Red Hat Bugzilla – Bug 65069
Copy 300k data crashed NetApp
Last modified: 2007-04-18 12:42:37 EDT
When I was copying 300k data from local disk to NetApp
# ls -l /usr/local/bin
-rwxr-xr-x 1 root root 300969 May 16 14:27 rstlistend
lrwxrwxrwx 1 root root 25 May 16 14:27 rstterm ->
# cp -af rst* ~/tmp/
crashed NetApp. My home dir is mounted as
filerdude:/vol/vol0/home0/hjl /home/hjl nfs
rw,v3,rsize=32768,wsize=32768,hard,udp,lock,addr=filerdude 0 0
The Linux NFS client machine was transmitting about 10MB/s over 100Mb interface
to NetApp when it happened.
Created attachment 57648 [details]
Kernel NFS debug message
I would like to know what version of DataOnTap your Netapp
was running when it crashed. (sudo rsh NETAPP sysconfig)
Red Hat 7.3 NFS Version 3 kernel 2.4.18-3 and/or 2.4.18-4 e100 driver.
I am experiencing similar problems except our NetApps just come to their
knees. Whenever we do any significant IO via NFS to a NetApp or Solaris 2.6
system, the systems come to a crawl because the 7.3 box just keeps hammering.

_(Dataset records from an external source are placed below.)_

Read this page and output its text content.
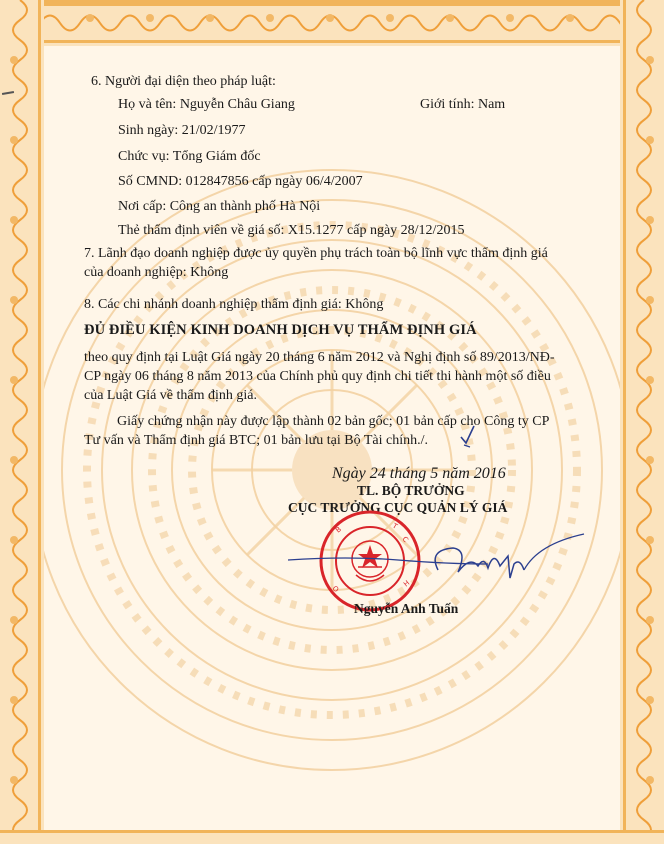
6. Người đại diện theo pháp luật:
Họ và tên: Nguyễn Châu Giang	Giới tính: Nam
Sinh ngày: 21/02/1977
Chức vụ: Tổng Giám đốc
Số CMND: 012847856 cấp ngày 06/4/2007
Nơi cấp: Công an thành phố Hà Nội
Thẻ thẩm định viên về giá số: X15.1277 cấp ngày 28/12/2015
7. Lãnh đạo doanh nghiệp được ủy quyền phụ trách toàn bộ lĩnh vực thẩm định giá
của doanh nghiệp: Không
8. Các chi nhánh doanh nghiệp thẩm định giá: Không
ĐỦ ĐIỀU KIỆN KINH DOANH DỊCH VỤ THẨM ĐỊNH GIÁ
theo quy định tại Luật Giá ngày 20 tháng 6 năm 2012 và Nghị định số 89/2013/NĐ-
CP ngày 06 tháng 8 năm 2013 của Chính phủ quy định chi tiết thi hành một số điều
của Luật Giá về thẩm định giá.
Giấy chứng nhận này được lập thành 02 bản gốc; 01 bản cấp cho Công ty CP
Tư vấn và Thẩm định giá BTC; 01 bản lưu tại Bộ Tài chính./.
Ngày 24 tháng 5 năm 2016
TL. BỘ TRƯỞNG
CỤC TRƯỞNG CỤC QUẢN LÝ GIÁ
B	T
C
O
H
Nguyễn Anh Tuấn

If I force the mount to be NFS version 2 the problem goes away. Also note that
the same client hardware running Red Hat 7.2 has no problems doing NFS version
3 to either NetApp or Solaris 2.6.
We got the same problem, when writing from any RH-7.3 client to any non-Linux
NFS server (Sparc Solaris 8, NetApp F760 6.1.1R2, NetApp F840 6.2R1). Write
process will hang, then after a while the NFS server will start to fail. There
is no way to kill write process on the client, because it is in a "D" state, but
after about 10 min. it will die. Client will start to write if start tcpdump on
it, if I stop tcpdump write process will hang in a couple of seconds again, I
resume tcpdump and writes will resume and I can kill it. It happens only on
RH-7.3. RH 7.2, 7.1, 6.2 and Mandrake 8.x are working w/o any problems.
mount -o wsize=8192 fixed the problem.
by default wsize=32768
# grep nfs /proc/mounts
vega:/vol/v0/home/user /home/user nfs
rw,v3,rsize=32768,wsize=32768,hard,udp,lock,addr=nfsserver 0 0
We have had the same results here at Stanford. One only needs to force to nfs v2
or drop the w/rsize to 8k to solve it. But by default it is setting the buffers
to 32K which is too high of a default. This throttles the netapp in some yet
unknown way (it is unreponsive to all other requests, and the client that is
doing a sustained write goes up to 100% utilization of its network interface).
More information to back up email@example.com -- this obviously doesn't
affect only NetApps. All nfs servers I have test this against (Solaris, IRIX)
seem to be affected to some extent. We have put out a notice to our Stanford
users warning of this issue, as it looks just like a DoS attack.
*** This bug has been marked as a duplicate of 64921 ***
This sounds remarkably like the problem of GigE to FastEthernet thru a switch.
The large rsize & wsize of 32K gets dropped for lack of buffer space moving from Gig to Fast ethernet.
the smaller rsize wsize can squeeze thru with only slightly decreased performance.
This is a real pain but can the root cause be that GigE is not using flow control properly?